The best security against Internet “user error”? You won’t like the answer

Here’s a shocker.

Singapore that aspires to be a smart nation within a few years, has decided to remove Internet access to some 100,000 computers that their public servants use. Granted that they recognise the extent of impact of this decision and are giving themselves about 12 months to implement this measure.

But, why such a drastic move at all in the first place? With most of an economy’s workforce heavily reliant upon technology and especially access to the Internet, to be productive, won’t taking away use of the Internet at work, negatively impact productivity?

Some may argue that this bodes well for productivity. But the real reason for this extreme move is actually to tighten security.

Singapore’s The Straits Times which reported about the memo going out to all government agencies, ministries and statutory boards here about the Internet blockade a year from now, can be found here.

The report goes on to say, “Trials started with some employees within the IDA – the lead agency for this exercise – as early as April.
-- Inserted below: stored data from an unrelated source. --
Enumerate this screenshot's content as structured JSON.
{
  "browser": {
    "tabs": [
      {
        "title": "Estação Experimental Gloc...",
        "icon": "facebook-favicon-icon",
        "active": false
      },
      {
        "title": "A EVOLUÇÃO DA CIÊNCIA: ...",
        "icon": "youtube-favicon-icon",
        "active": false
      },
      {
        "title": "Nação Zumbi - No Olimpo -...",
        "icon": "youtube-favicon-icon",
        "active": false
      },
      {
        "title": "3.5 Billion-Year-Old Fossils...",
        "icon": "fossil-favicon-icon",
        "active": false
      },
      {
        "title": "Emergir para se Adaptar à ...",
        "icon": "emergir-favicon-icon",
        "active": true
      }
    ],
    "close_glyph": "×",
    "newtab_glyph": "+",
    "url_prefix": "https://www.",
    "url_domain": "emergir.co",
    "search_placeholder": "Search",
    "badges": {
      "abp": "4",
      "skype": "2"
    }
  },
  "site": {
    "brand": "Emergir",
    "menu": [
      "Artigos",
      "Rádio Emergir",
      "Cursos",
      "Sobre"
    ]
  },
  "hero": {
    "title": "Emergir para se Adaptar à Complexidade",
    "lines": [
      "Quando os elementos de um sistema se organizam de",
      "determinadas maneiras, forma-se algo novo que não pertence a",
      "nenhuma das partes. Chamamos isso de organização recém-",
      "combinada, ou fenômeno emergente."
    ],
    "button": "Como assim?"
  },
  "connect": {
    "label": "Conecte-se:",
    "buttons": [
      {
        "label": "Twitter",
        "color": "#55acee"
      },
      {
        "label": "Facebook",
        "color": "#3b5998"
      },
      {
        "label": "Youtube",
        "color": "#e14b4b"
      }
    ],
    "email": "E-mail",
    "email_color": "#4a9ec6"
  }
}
Web surfing can be done only on the employees’ personal tablets or mobile phones as these devices do not have access to government email systems.”

It also alluded to the main fear that staff may download malware accidentally or share sensitive information online.

Turning to a non-technology solution

The report begs the question of “what the hell has happened in recent months” that such a measure is being taken.

But above all, by cutting off access to the Internet for these public service terminals, it may seem the Singapore government intends to clearly delineate work from play for its public servants, after having exhausted all security options.

This is a clear case of a beneficial tool ie. the Internet, earning itself a bad name because of misuse or “user error” whether intentional or not intentional on the users’ part.

Until we find a technological security solution against “user error” and “social engineering” is going back to basics with an Internet blockade policy like Singapore’s such a bad idea?